Enugu has always been a popular choice for investment, but unable to withstand socioeconomic change. Now it is set to become Nigeria’s flagship city.

Enugu
The Nigerian city of Enugu is aiming to become a more resilient in the face of urbanisation Photograph: Adam Smith International
 

Nigeria is urbanising rapidly; more than 50% of its 170 million population now live in cities. This is expected to rise 75% by 2050. Whilst this reflects a surge in Nigeria’s economic growth, rapid urbanisation has resulted in unplanned development and deteriorating service delivery. Housing shortages, worsening environmental conditions and unemployment are increasing people’s vulnerability to infrastructure failure and rising urban poverty.
The city of Enugu is typical of this trend. The mainland state in south-eastern Nigeria is a popular choice for migration due to its mild climate and extensive economic opportunity. As such, investors flooded the market and a deluge of construction and development followed. But this was short-lived. Rapid expansion in Enugu put a huge strain on its infrastructure. Power shortages drove away investment, and insufficient transportation infrastructure made citizens highly vulnerable.
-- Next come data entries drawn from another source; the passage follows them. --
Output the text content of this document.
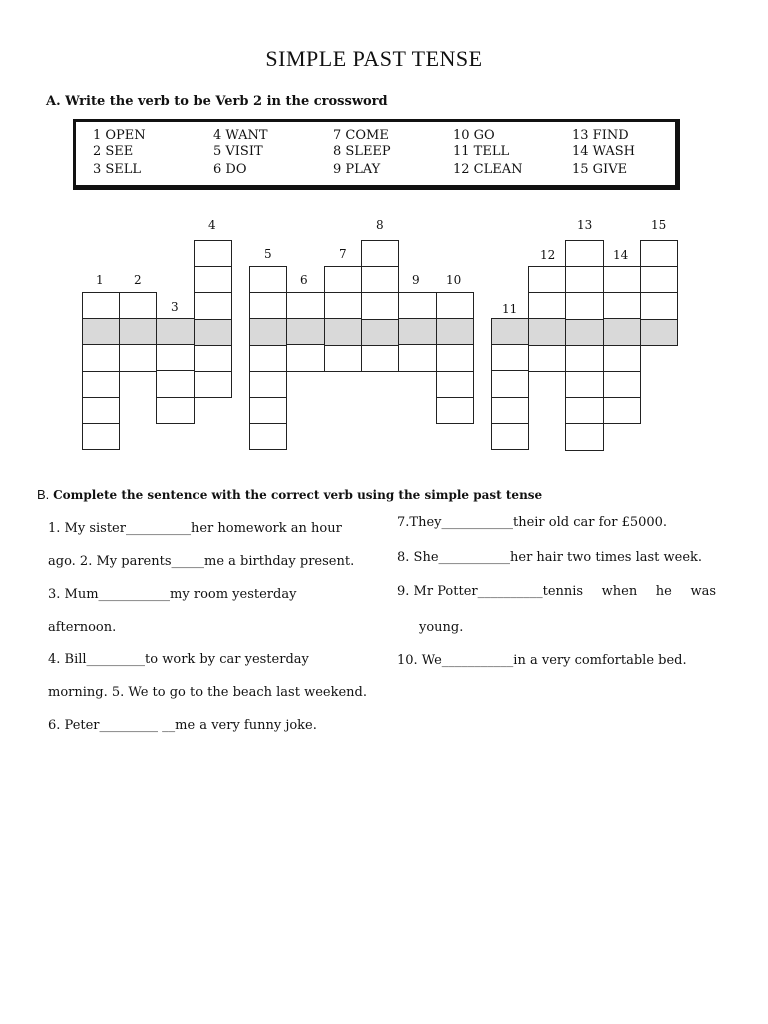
SIMPLE PAST TENSE
A. Write the verb to be Verb 2 in the crossword
1 OPEN
2 SEE
3 SELL
4 WANT
5 VISIT
6 DO
7 COME
8 SLEEP
9 PLAY
10 GO
11 TELL
12 CLEAN
13 FIND
14 WASH
15 GIVE
1	2
3
4
5
6
7
8
9 10
11
12
13
14
15
B. Complete the sentence with the correct verb using the simple past tense
1. My sister__________her homework an hour
ago. 2. My parents_____me a birthday present.
3. Mum___________my room yesterday
afternoon.
4. Bill_________to work by car yesterday
morning. 5. We to go to the beach last weekend.
6. Peter_________ __me a very funny joke.
7.They___________their old car for £5000.
8. She___________her hair two times last week.
9. Mr Potter__________tennis when he was
young.
10. We___________in a very comfortable bed.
But in 2014, Enugu beat over 330 applications from 94 countries to become a Rockefeller Resilient City. 100 Resilient Cities – pioneered by the Rockefeller Foundation – is dedicated to helping cities become more resilient to physical, social and economic challenges. So how did Enugu secure its place as a 100 Resilient City alongside Paris, London and Chicago?

Regulating urbanisation

 

Nigeria’s cities are managed by each state, which makes it hard to regulate urbanisation. Recognising the city’s potential, the Enugu state government created Nigeria’s first city-specific development agency to manage its development, the Enugu Capital Territory Development Authority (ECTDA). This is rare in Nigeria, where city-level governments do not exist. “It became evident that thinking strategically about how Enugu could become more resilient was critical to our city’s future and should be a key role of ECTDA,” said commissioner, Hon. IK Ugwuegede.

ECTDA works to administer the city’s assets and plan for its future. It manages city infrastructure and urban development planning and coordinates between state level government departments tasked with governing Enugu’s power supply, roads and services; all fundamental facets of resilience. However building a new agency from scratch is no easy task, so the Nigerian Infrastructure Advisory Facility (NIAF) worked alongside ECTDA offering technical assistance to support more effective city development planning and service delivery. Funded by the Department for International Development (DfiD) and implemented by Adam Smith International, NIAF works in partnership with the state governments to build capacity for resilient urban development.

It was an “innovative approach to urban resilience and commitment to a collaborative partnership that was deemed exceptional,” said Michael Berkowitz, 100 resilient cities president as Enugu secured its place as a Rockefeller Resilient City.

During 2015 Enugu will receive extensive support to develop a resilience strategy and implementation process that will secure its future. Now with Rockefeller Foundation and NIAF support, Enugu will become a flagship city that ensures urbanisation brings prosperity and resilience.